Il web non è la panacea per tutti mali, né in sé la risposta a tutti i problemi, ma può fare molto. Per una volta senza distruggere posti di lavoro ma creandoli. La rete può facilitare l'export, l'incontro con i buyers mondiali, far conoscere prodotti e servizi, e può anche far incontrare aziende e professionalità e creare occupazione senza “spostare le persone”.

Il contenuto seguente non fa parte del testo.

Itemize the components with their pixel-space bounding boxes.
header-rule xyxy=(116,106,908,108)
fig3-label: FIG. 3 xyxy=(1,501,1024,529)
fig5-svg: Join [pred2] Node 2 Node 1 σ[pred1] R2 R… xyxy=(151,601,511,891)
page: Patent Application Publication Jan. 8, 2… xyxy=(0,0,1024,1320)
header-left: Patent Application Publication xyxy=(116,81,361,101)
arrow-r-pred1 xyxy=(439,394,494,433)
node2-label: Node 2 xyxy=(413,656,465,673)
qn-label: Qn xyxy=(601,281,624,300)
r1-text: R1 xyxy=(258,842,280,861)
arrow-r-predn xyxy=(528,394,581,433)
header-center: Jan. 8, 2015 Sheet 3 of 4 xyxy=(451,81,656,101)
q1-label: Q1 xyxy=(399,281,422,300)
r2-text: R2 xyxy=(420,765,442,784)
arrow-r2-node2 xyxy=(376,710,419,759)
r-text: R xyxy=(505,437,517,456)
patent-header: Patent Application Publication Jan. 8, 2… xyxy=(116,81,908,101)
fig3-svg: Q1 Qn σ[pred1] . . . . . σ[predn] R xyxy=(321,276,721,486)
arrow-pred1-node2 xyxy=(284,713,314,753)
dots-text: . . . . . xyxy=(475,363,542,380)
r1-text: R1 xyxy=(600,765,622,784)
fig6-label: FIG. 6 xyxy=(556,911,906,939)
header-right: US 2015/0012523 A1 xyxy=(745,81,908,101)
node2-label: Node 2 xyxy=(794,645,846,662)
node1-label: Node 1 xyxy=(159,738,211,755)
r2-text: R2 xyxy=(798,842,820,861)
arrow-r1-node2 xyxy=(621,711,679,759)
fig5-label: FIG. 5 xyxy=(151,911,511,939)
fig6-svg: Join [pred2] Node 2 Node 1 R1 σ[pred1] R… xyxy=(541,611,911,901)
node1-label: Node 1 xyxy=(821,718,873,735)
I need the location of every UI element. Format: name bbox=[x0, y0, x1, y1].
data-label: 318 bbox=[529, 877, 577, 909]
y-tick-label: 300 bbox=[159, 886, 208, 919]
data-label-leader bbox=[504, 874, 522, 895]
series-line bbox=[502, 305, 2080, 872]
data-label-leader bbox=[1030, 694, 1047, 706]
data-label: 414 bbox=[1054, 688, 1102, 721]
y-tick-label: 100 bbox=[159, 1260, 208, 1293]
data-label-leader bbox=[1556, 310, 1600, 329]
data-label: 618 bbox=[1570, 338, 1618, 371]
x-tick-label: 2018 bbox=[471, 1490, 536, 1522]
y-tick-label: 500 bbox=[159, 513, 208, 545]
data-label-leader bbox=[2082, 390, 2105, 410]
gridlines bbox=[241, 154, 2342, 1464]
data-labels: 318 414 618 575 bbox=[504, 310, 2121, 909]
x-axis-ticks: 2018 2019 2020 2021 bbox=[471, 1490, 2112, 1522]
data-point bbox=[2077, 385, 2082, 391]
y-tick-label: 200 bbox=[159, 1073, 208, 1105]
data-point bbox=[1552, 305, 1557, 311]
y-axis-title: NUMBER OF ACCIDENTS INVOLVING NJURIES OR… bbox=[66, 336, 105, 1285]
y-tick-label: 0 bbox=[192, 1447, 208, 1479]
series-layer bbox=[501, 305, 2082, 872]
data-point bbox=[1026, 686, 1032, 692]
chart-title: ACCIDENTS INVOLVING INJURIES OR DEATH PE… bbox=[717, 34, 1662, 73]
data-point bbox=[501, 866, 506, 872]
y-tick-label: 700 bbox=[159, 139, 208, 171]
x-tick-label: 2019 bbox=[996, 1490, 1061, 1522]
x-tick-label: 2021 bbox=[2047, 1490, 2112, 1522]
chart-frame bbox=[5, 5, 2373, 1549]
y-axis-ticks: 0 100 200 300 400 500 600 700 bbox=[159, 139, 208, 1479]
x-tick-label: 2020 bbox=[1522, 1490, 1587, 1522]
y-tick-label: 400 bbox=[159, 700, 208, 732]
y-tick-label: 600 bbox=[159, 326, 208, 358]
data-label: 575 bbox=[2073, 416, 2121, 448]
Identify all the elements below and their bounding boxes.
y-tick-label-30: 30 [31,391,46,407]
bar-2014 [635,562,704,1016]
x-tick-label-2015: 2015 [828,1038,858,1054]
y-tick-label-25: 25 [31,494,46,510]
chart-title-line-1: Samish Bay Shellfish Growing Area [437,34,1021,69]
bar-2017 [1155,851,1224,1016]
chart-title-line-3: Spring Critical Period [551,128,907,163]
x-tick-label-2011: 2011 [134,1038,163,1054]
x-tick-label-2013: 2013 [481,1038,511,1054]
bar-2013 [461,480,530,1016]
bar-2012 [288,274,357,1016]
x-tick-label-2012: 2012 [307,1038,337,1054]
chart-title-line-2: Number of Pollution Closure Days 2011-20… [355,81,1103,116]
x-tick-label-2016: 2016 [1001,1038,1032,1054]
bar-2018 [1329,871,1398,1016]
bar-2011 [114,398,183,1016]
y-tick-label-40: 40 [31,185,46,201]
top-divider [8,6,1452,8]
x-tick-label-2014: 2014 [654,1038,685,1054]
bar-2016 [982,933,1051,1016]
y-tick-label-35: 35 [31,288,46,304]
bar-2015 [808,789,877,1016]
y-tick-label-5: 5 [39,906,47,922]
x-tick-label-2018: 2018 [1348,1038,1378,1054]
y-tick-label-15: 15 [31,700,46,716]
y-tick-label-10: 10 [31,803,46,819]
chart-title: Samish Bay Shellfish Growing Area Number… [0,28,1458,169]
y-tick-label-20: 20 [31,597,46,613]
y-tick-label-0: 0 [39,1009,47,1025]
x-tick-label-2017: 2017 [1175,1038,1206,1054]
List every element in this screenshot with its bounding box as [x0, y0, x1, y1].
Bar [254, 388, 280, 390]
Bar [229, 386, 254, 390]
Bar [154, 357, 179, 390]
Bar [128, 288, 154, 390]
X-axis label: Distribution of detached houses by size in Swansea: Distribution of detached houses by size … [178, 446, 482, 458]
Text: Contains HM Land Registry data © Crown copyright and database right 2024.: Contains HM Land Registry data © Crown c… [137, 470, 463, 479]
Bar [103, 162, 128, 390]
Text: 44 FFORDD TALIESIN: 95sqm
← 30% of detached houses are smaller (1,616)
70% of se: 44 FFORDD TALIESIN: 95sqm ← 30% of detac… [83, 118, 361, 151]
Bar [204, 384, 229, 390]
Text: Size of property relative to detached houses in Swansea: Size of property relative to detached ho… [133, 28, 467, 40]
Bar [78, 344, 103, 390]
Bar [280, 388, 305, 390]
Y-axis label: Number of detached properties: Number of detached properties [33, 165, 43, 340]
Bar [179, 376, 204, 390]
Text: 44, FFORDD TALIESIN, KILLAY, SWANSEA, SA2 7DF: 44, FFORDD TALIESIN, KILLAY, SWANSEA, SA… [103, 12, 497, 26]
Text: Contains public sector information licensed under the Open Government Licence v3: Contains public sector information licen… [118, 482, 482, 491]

Se si è consapevoli di questo, il nostro territorio deve – imperativo più che categorico direi sopravvivenziale – investire ed offrire spazi ed opportunità a questo settore. E può farlo perché non sono richiesti grandi investimenti, se non in alta formazione, ma le scelte politiche dovrebbero essere almeno due, che sino ad oggi oltre le parole, sono mancate: credere nei giovani e nella loro capacità di innovazione, e rinunciare per una volta a “entrare” nelle dinamiche di impresa “lasciando fare”.
E le occasioni non mancano. Da un lato le aziende hitech sono alla disperata ricerca di dislocare centri di innovazione e sviluppo nel mondo, per recepire le idee migliori e creare centri di eccellenza, dall'altra al nostro territorio non mancano “i luoghi” da destinare a chi vuole investire qui. Si tratta di non restare ancorati alla vecchia idea che la grande occupazione la crea la grande industria e scegliere finalmente che i complessi industriali – come avviene Bombai, nei Docs di Londra e New York o nelle ex fabbriche dell'interland di Parigi e Francoforte – diventino “il luogo dell'innovazione”.
Quando venne fondata la stazione zoologica marina, quella che chiamiamo acquario, Dhorn per finanziare la ricerca disse alle nazioni “noi abbiamo il luogo, voi i ricercatori ma non abbastanza risorse da destinare, bene, mandateli da noi, e ci pagate un canone per ogni “banco di ricerca”. Mutuare quella storia, che è la nostra storia, per luoghi come Bagnoli, ma anche come la ex Birreria Peroni, è solo l'ultimo degli esempi di come, senza spendere nulla o relativamente poco, il motore pubblico, oggi, può avviare una macchina incredibile di opportunità, di formazione, di incontro e sviluppo che – per una volta – non alcuna ricaduta negativa.
Basterebbe avere la credibilità per dire ai Google, Microsoft, IBM ma anche alle aziende più piccole, semplicemente “noi vi mettiamo a disposizione uno spazio, in comodato d'uso per un certo tempo, e tu ti impegni a formare un certo numero di persone che lavoreranno da te”. E molti di quei giovani, oltre a non dover migrare per imparare (quando possono permetterselo), un domani potranno avere qui quelle opportunità di eccellenza per creare autonomamente il proprio futuro.
Ma occorre crederci, e spesso questo è proprio quello che manca.